Permata Tunggal

Permata Tunggal

Lia Andriyani

0


Apa sudah kalian baca berulang kali?  Baca lagi dan lagi maka kalian akan mengerti. Iya, menjadi yang pertama memanglah sulit. Aku harus serba bisa, harus terpaksa sempurna, harus mencoba bermultitalenta. 


Aku yang pertama, sandaran paling kuat bagi adik-adikku. Acuan paling tepat di mata mereka. Juga pusat rotasi dari segala hal tentang meniru dan ditiru. Aku kakaknya, kakak pertama dari enam bersaudara. Anak pertama dari bapak denial bagaskara. Perempuan pertama yang lahir dari rahim ibu agni bratayodya,juga permata pertama yang menduduki tahta keluarga. 


Benar! Akulah yang pertama. 


***


Putri Maulidya Ayunindya,itulah namaku. Bapak kerap memanggilku dengan sebutan kak Maul, hal itu tentu saja membuat semua bocah cilik di dalam rumah memanggil ku dengan sebutan yang sama. 


"lantas kapan kamu bisa meluangkan waktu buat anak saya? "


Interogasi Bapak setelah menanyai masalah perkerjaan. Bapak  menatap serius seorang pemuda tampan yang duduk bersebrangan darinya.Alis pemuda itu tebal, kulitnya hitam eksotis, kedua bola matanya hitam kelam menghipnotis. Aku memilin jari gelisah, sudah beberapa menit berjalan, namun ketegangan tak kunjung sirna. Pria itu, lelaki yang sudah bertahun lamanya menempati sudut hatiku, memang bukan pria pertama yang menjamah pusat rasa, tapi dia pria pertama yang mengajarkan aku makna dari cinta yang sebenarnya. 


"saya bisa mengatasinya pak"

Jawab Angga Harianto mantap, sorotnya tak lepas menatap lekat, tekadnya sudah terbangun begitu kuat. 


Aku menelan ludah kuat, kulirik sosok kerdil yang menyempil duduk beberapa meter di sana. Anak itu seakan tak mengetahui, tapi tatapannya menyiratkan lain. Dia mendengarnya, dan aku begitu yakin kalau kronologi hari ini akan begitu membekas membayangi benak kecilnya. 

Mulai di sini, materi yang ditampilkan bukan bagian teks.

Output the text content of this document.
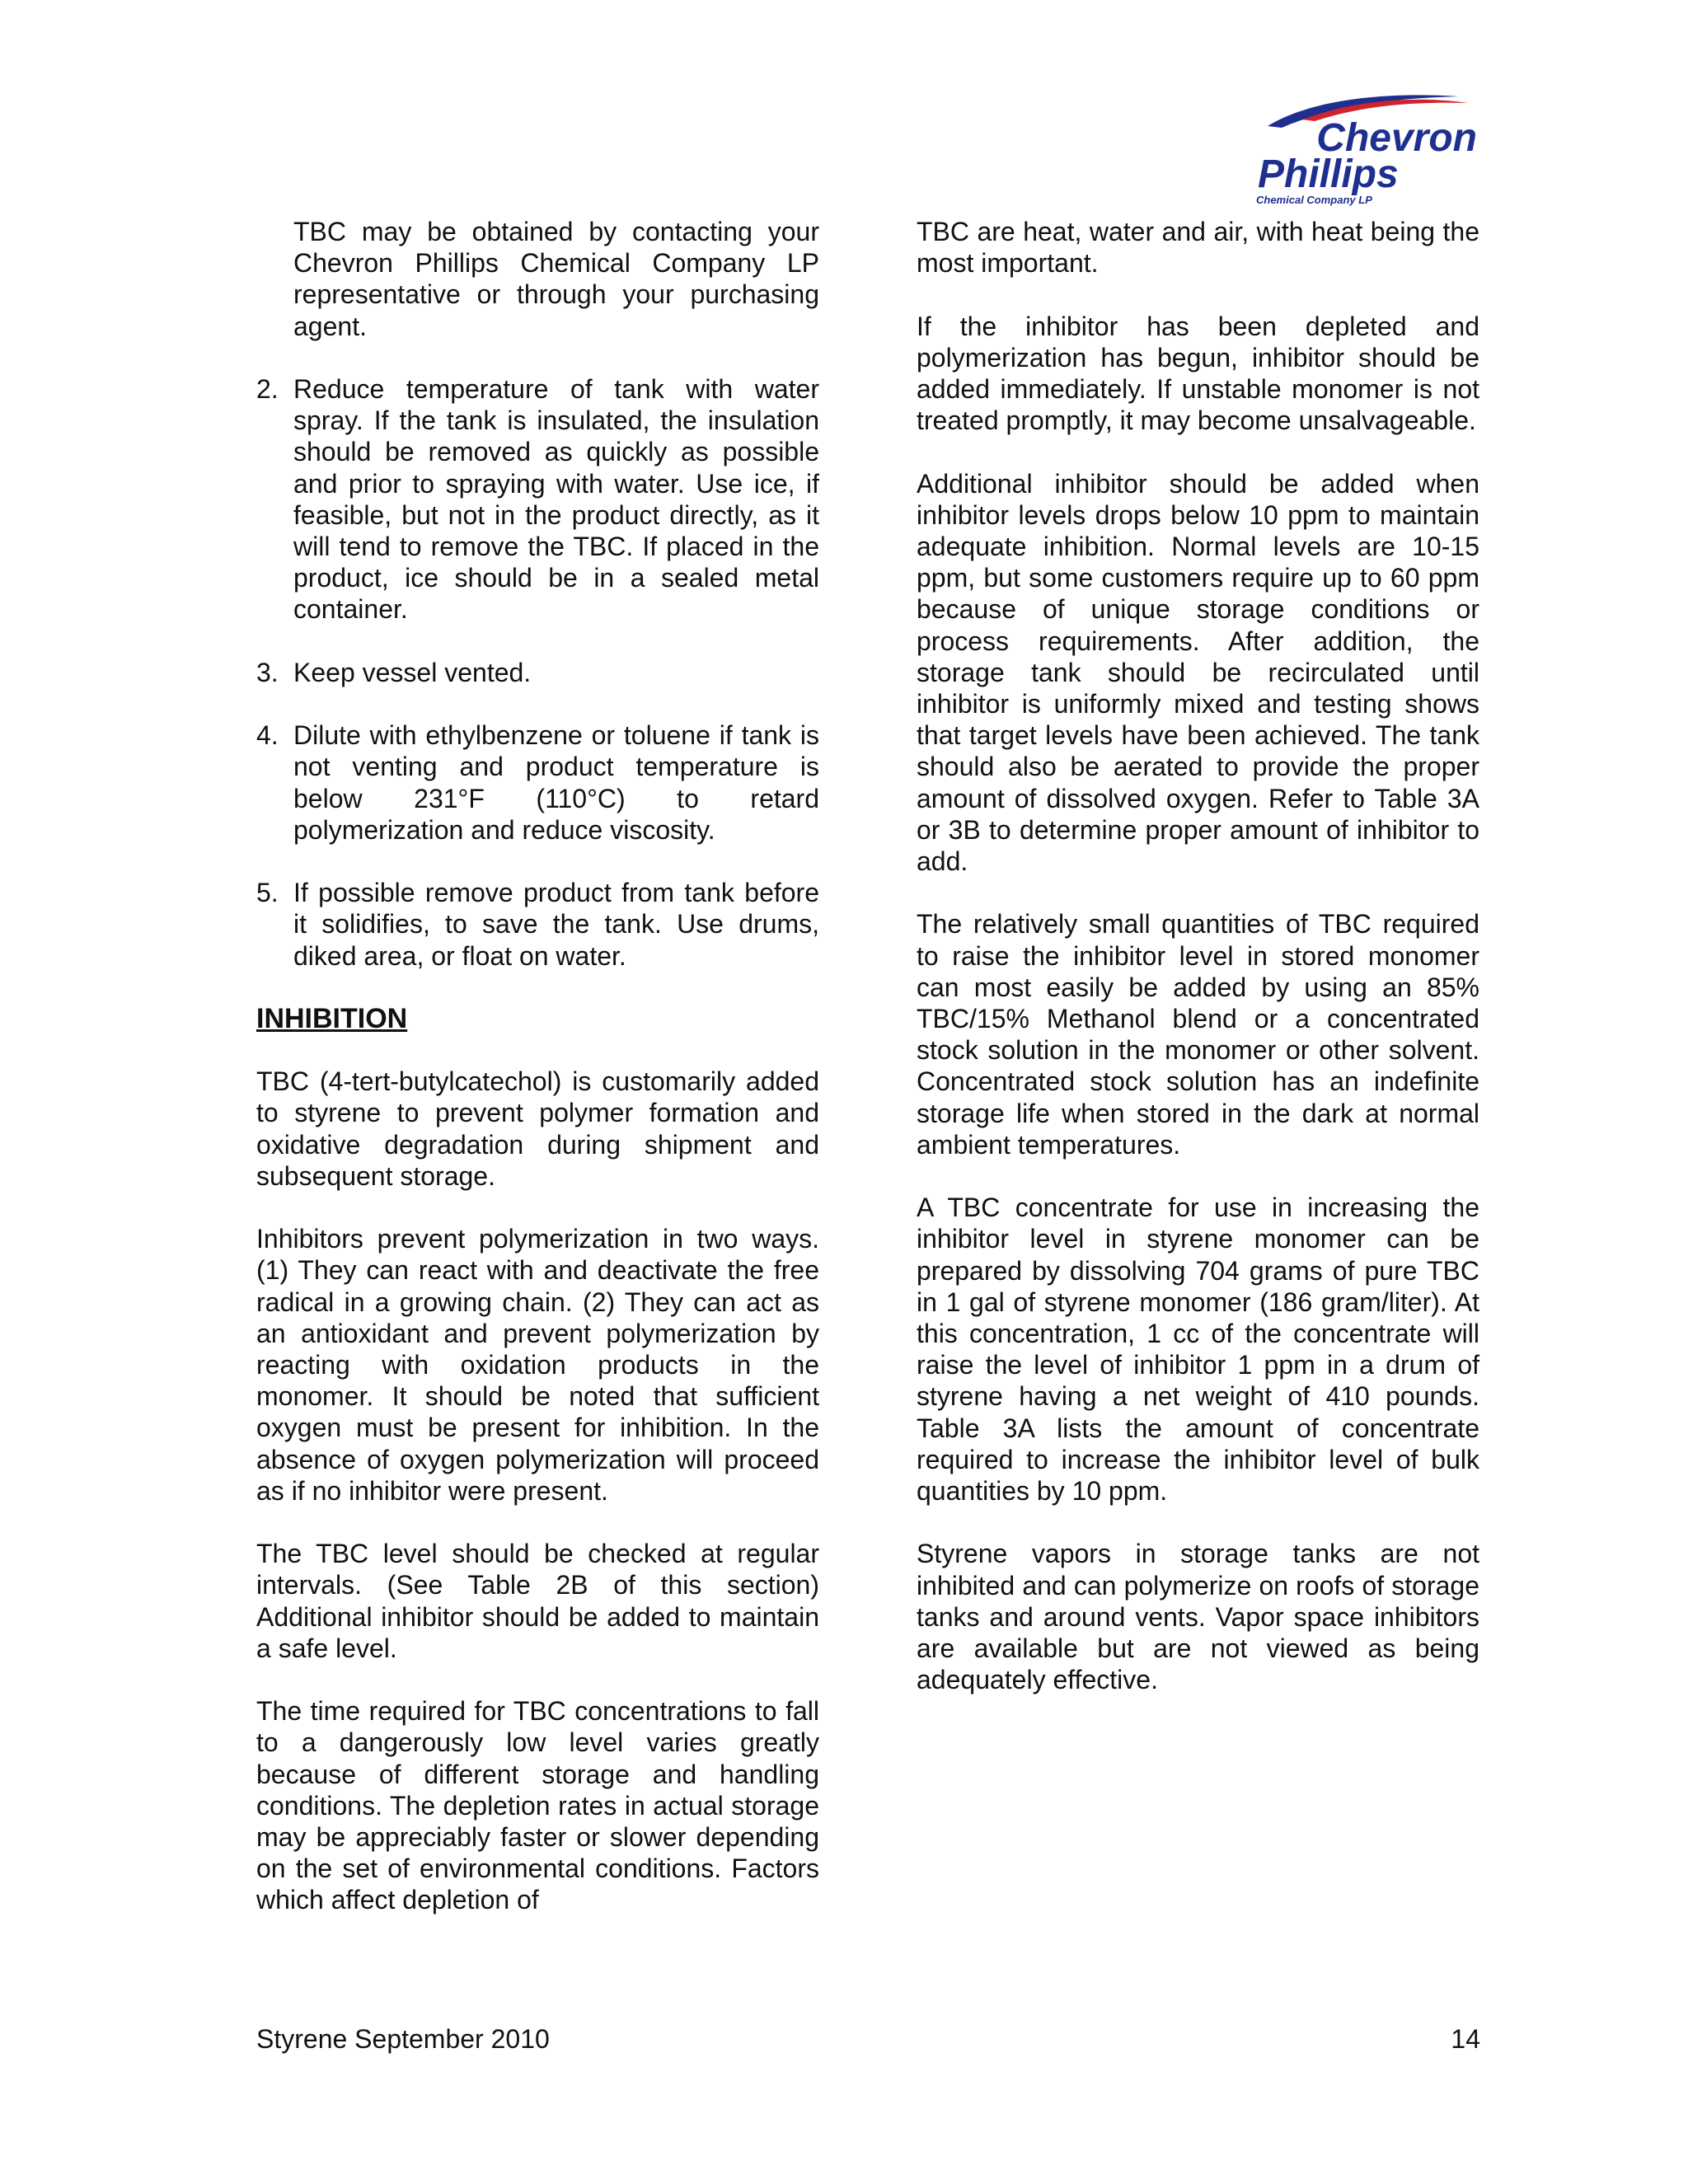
Chevron
Phillips
Chemical Company LP

TBC may be obtained by contacting your Chevron Phillips Chemical Company LP representative or through your purchasing agent.

2. Reduce temperature of tank with water spray. If the tank is insulated, the insulation should be removed as quickly as possible and prior to spraying with water. Use ice, if feasible, but not in the product directly, as it will tend to remove the TBC. If placed in the product, ice should be in a sealed metal container.
3. Keep vessel vented.
4. Dilute with ethylbenzene or toluene if tank is not venting and product temperature is below 231°F (110°C) to retard polymerization and reduce viscosity.
5. If possible remove product from tank before it solidifies, to save the tank. Use drums, diked area, or float on water.
INHIBITION

TBC (4-tert-butylcatechol) is customarily added to styrene to prevent polymer formation and oxidative degradation during shipment and subsequent storage.

Inhibitors prevent polymerization in two ways. (1) They can react with and deactivate the free radical in a growing chain. (2) They can act as an antioxidant and prevent polymerization by reacting with oxidation products in the monomer. It should be noted that sufficient oxygen must be present for inhibition. In the absence of oxygen polymerization will proceed as if no inhibitor were present.

The TBC level should be checked at regular intervals. (See Table 2B of this section) Additional inhibitor should be added to maintain a safe level.

The time required for TBC concentrations to fall to a dangerously low level varies greatly because of different storage and handling conditions. The depletion rates in actual storage may be appreciably faster or slower depending on the set of environmental conditions. Factors which affect depletion of

TBC are heat, water and air, with heat being the most important.

If the inhibitor has been depleted and polymerization has begun, inhibitor should be added immediately. If unstable monomer is not treated promptly, it may become unsalvageable.

Additional inhibitor should be added when inhibitor levels drops below 10 ppm to maintain adequate inhibition. Normal levels are 10-15 ppm, but some customers require up to 60 ppm because of unique storage conditions or process requirements. After addition, the storage tank should be recirculated until inhibitor is uniformly mixed and testing shows that target levels have been achieved. The tank should also be aerated to provide the proper amount of dissolved oxygen. Refer to Table 3A or 3B to determine proper amount of inhibitor to add.

The relatively small quantities of TBC required to raise the inhibitor level in stored monomer can most easily be added by using an 85% TBC/15% Methanol blend or a concentrated stock solution in the monomer or other solvent. Concentrated stock solution has an indefinite storage life when stored in the dark at normal ambient temperatures.

A TBC concentrate for use in increasing the inhibitor level in styrene monomer can be prepared by dissolving 704 grams of pure TBC in 1 gal of styrene monomer (186 gram/liter). At this concentration, 1 cc of the concentrate will raise the level of inhibitor 1 ppm in a drum of styrene having a net weight of 410 pounds. Table 3A lists the amount of concentrate required to increase the inhibitor level of bulk quantities by 10 ppm.

Styrene vapors in storage tanks are not inhibited and can polymerize on roofs of storage tanks and around vents. Vapor space inhibitors are available but are not viewed as being adequately effective.

Styrene September 2010	14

"saya mencintai anak bapak. "


Bapak mengangguk maklum, sedang aku langsung mengatur degup jantung yang abnormal. Angga menatapku teduh, senyum manisnya mengembang. Ah, tentu saja, bukan cuma angga yang melimpahkan semua cintanya kepadaku, karena akupun melakukan hal yang sama untuknya. 


"dimana orang tua kamu? "


"saya datang sendiri untuk meminta kepastian. "

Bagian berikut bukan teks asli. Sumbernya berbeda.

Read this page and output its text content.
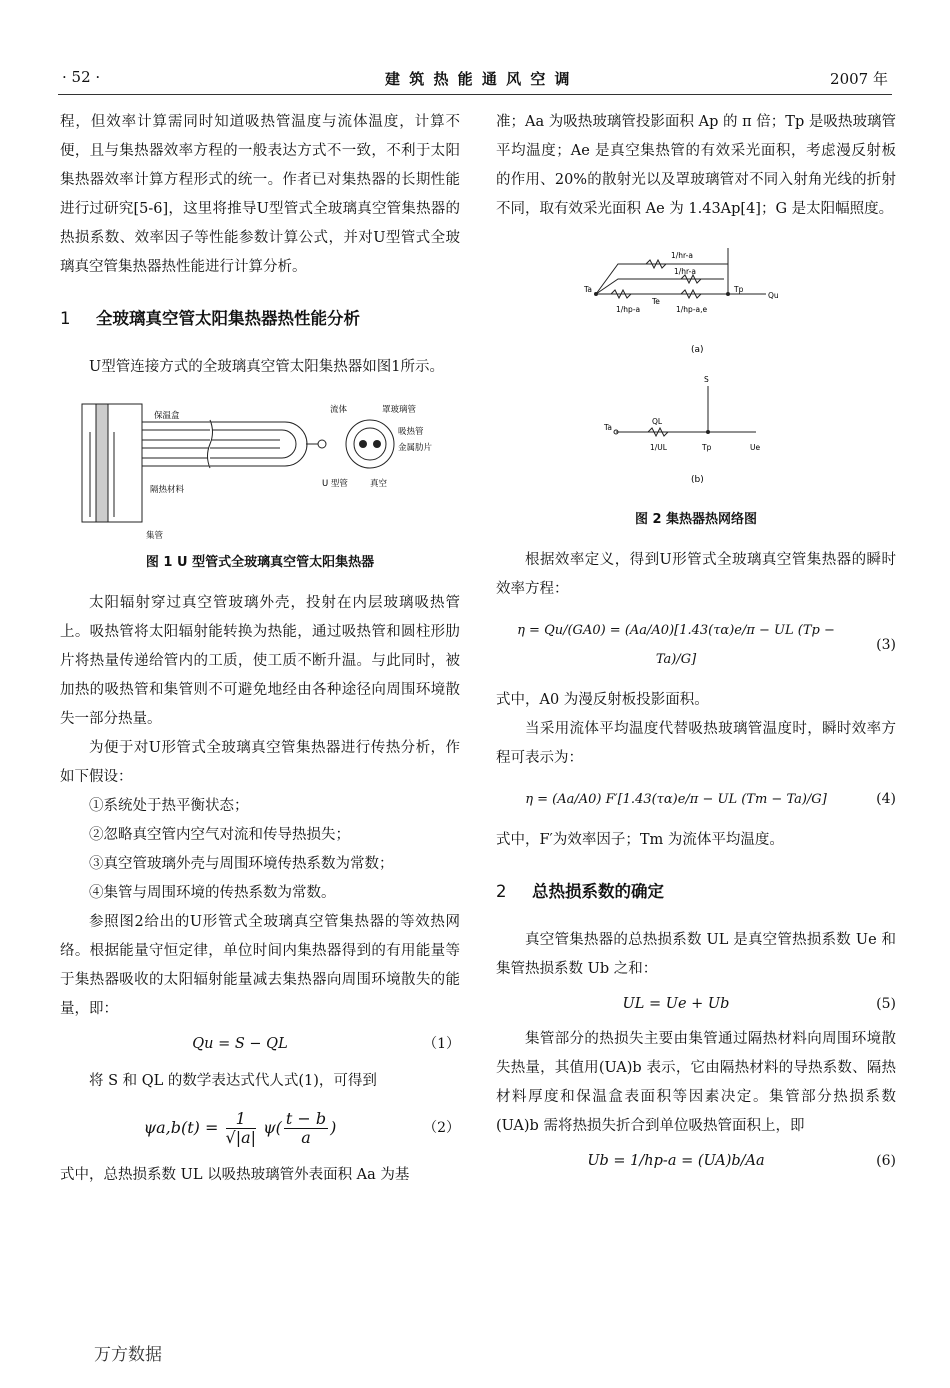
· 52 ·	建 筑 热 能 通 风 空 调	2007 年

程，但效率计算需同时知道吸热管温度与流体温度，计算不便，且与集热器效率方程的一般表达方式不一致，不利于太阳集热器效率计算方程形式的统一。作者已对集热器的长期性能进行过研究[5-6]，这里将推导U型管式全玻璃真空管集热器的热损系数、效率因子等性能参数计算公式，并对U型管式全玻璃真空管集热器热性能进行计算分析。

1 全玻璃真空管太阳集热器热性能分析

U型管连接方式的全玻璃真空管太阳集热器如图1所示。

保温盒
隔热材料
集管
流体	罩玻璃管
吸热管
金属肋片
U 型管	真空
图 1 U 型管式全玻璃真空管太阳集热器

太阳辐射穿过真空管玻璃外壳，投射在内层玻璃吸热管上。吸热管将太阳辐射能转换为热能，通过吸热管和圆柱形肋片将热量传递给管内的工质，使工质不断升温。与此同时，被加热的吸热管和集管则不可避免地经由各种途径向周围环境散失一部分热量。

为便于对U形管式全玻璃真空管集热器进行传热分析，作如下假设：

①系统处于热平衡状态；
②忽略真空管内空气对流和传导热损失；
③真空管玻璃外壳与周围环境传热系数为常数；
④集管与周围环境的传热系数为常数。

参照图2给出的U形管式全玻璃真空管集热器的等效热网络。根据能量守恒定律，单位时间内集热器得到的有用能量等于集热器吸收的太阳辐射能量减去集热器向周围环境散失的能量，即：

Qu = S − QL	（1）

将 S 和 QL 的数学表达式代人式(1)，可得到

$\psi a,b(t) = \frac{1}{√|a|} \psi( \frac{t - b}{a}$ )	（2）

式中，总热损系数 UL 以吸热玻璃管外表面积 Aa 为基

准；Aa 为吸热玻璃管投影面积 Ap 的 π 倍；Tp 是吸热玻璃管平均温度；Ae 是真空集热管的有效采光面积，考虑漫反射板的作用、20%的散射光以及罩玻璃管对不同入射角光线的折射不同，取有效采光面积 Ae 为 1.43Ap[4]；G 是太阳幅照度。

1/hr-a
1/hr-a
Ta	Tp
Qu
1/hp-a
Te
1/hp-a,e
(a)
S
Ta
QL
1/UL	Tp	Ue
(b)
图 2 集热器热网络图

根据效率定义，得到U形管式全玻璃真空管集热器的瞬时效率方程：

η = Qu/(GA0) = (Aa/A0)[1.43(τα)e/π − UL (Tp − Ta)/G]
(3)

式中，A0 为漫反射板投影面积。

当采用流体平均温度代替吸热玻璃管温度时，瞬时效率方程可表示为：

η = (Aa/A0) F′[1.43(τα)e/π − UL (Tm − Ta)/G]	(4)

式中，F′为效率因子；Tm 为流体平均温度。

2 总热损系数的确定

真空管集热器的总热损系数 UL 是真空管热损系数 Ue 和集管热损系数 Ub 之和：

UL = Ue + Ub	(5)

集管部分的热损失主要由集管通过隔热材料向周围环境散失热量，其值用(UA)b 表示，它由隔热材料的导热系数、隔热材料厚度和保温盒表面积等因素决定。集管部分热损系数 (UA)b 需将热损失折合到单位吸热管面积上，即

Ub = 1/hp-a = (UA)b/Aa	(6)
万方数据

Sungguh berani! Disaat banyak pria ketar - ketir meminta kejelasan dalam menyambung ikatan, angga datang seorang diri meminta kepastian. 

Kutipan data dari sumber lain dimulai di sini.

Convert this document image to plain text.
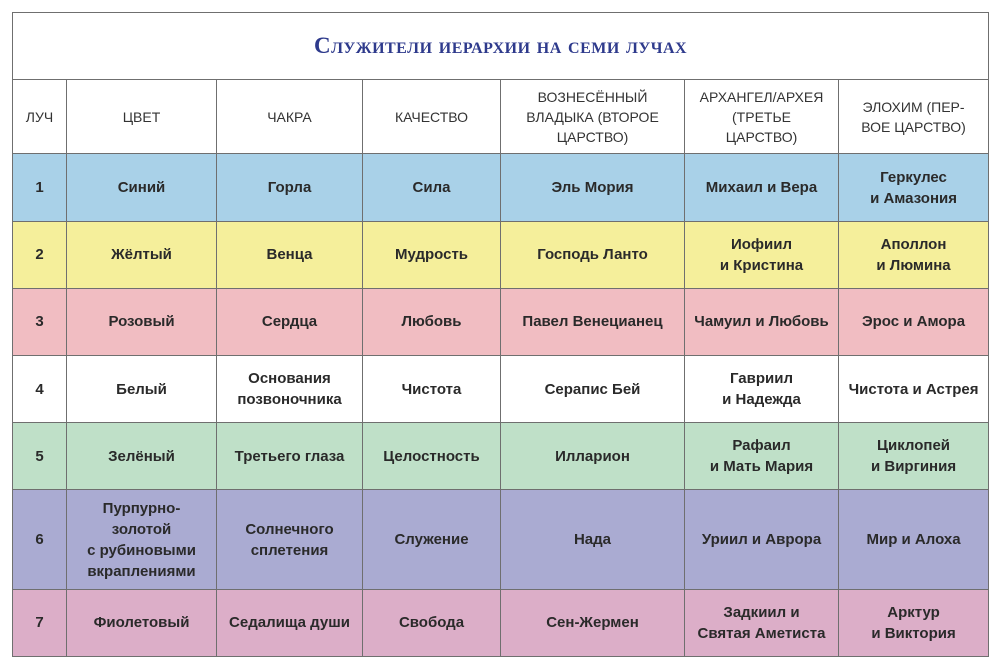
Служители иерархии на семи лучах						
ЛУЧ	ЦВЕТ	ЧАКРА	КАЧЕСТВО	ВОЗНЕСЁННЫЙ
ВЛАДЫКА (ВТОРОЕ
ЦАРСТВО)	АРХАНГЕЛ/АРХЕЯ
(ТРЕТЬЕ
ЦАРСТВО)	ЭЛОХИМ (ПЕР-
ВОЕ ЦАРСТВО)
1	Синий	Горла	Сила	Эль Мория	Михаил и Вера	Геркулес
и Амазония
2	Жёлтый	Венца	Мудрость	Господь Ланто	Иофиил
и Кристина	Аполлон
и Люмина
3	Розовый	Сердца	Любовь	Павел Венецианец	Чамуил и Любовь	Эрос и Амора
4	Белый	Основания
позвоночника	Чистота	Серапис Бей	Гавриил
и Надежда	Чистота и Астрея
5	Зелёный	Третьего глаза	Целостность	Илларион	Рафаил
и Мать Мария	Циклопей
и Виргиния
6	Пурпурно-
золотой
с рубиновыми
вкраплениями	Солнечного
сплетения	Служение	Нада	Уриил и Аврора	Мир и Алоха
7	Фиолетовый	Седалища души	Свобода	Сен-Жермен	Задкиил и
Святая Аметиста	Арктур
и Виктория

"setelah saya menerima jawabannya, saya akan membawa orang tua saya kemari"


Lanjutnya lugas, bapak tak melirikku sedikitpun,bahkan hanya untuk menanyai bagaimana menurutmu maul? Apa kamu bersedia menerima pinangannya? Semua itu hanya mimpi semata. Bapak tak akan meminta pendapatku. Umurnya yang hanya terpaut tiga tahun diatasku sudah terlanjur masuk daftar lampu merah. Apalagi pekerjaannya yang mengharuskan angga berangkat pagi pulang malam tentu membuat list menantu idaman milik Bapak terhempas kuat. Aku menggigit bibir gelisah, sesekali melirik letak adikku yang duduk termenung seakan turut andil jadi bagian perbincangan. 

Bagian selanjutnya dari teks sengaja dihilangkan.